|
Storage requirements
|
- Profiling large datasets requires temporary disk usage by
the Spark engine.
- It is recommended to allocate at least 1 TB of local storage
on the Agent virtual machine to manage temporary data spills
during profiling thereby preventing any failure during job
execution.
|
|
Database table optimization
|
- To enhance profiling performance, source database tables
should be well-optimized.
- Recommended table optimizations include:
- Primary Keys (PK)
- Unique Keys (UK)
- Appropriate Indexes
|
|
Memory requirements
|
- The profiling engine demands significant memory,
particularly with large and wide datasets.

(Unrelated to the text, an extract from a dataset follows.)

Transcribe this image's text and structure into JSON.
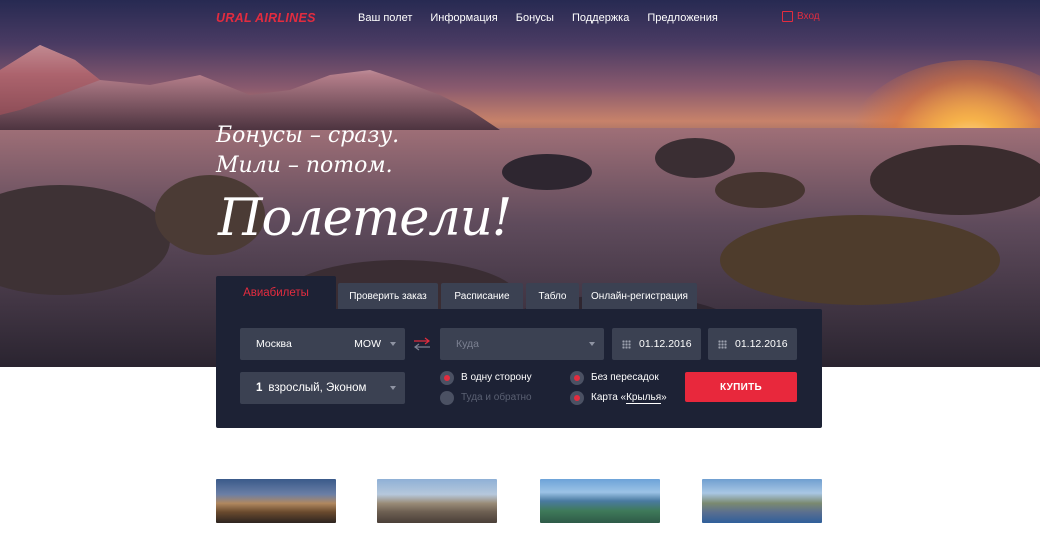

- Memory allocation should be adjusted based on the volume of
input tables to prevent out-of-memory errors.
|
|
Parallel profiling jobs
|
- The capacity for running parallel profiling jobs is
contingent on the host machine's configuration (CPU and RAM)
and the memory allocated per profiling pipeline.
- For example, a machine with 64 GB RAM and 16 CPU cores can
run a maximum of 2 parallel profiling jobs concurrently,
with each job allocated 24 GB of memory.
|
|
Performance tuning with CPU
|
- Increasing the CPU allocation for the profiling pipeline
engine can significantly enhance profiling performance.
- Note: This improvement is most effective when the source
tables are equipped with Primary Keys (PK), Unique Keys
(UK), and indexes.
- For instance, assigning one CPU core allows the system to
execute a single task at a time, while two cores enable
parallel task execution, reducing the processing time.
However, the CPU cores allocated should match the host
machine's actual cores. Over provisioning or assigning more
cores than available can cause resource contention, leading
to unexpected behavior or performance issues during
execution.
|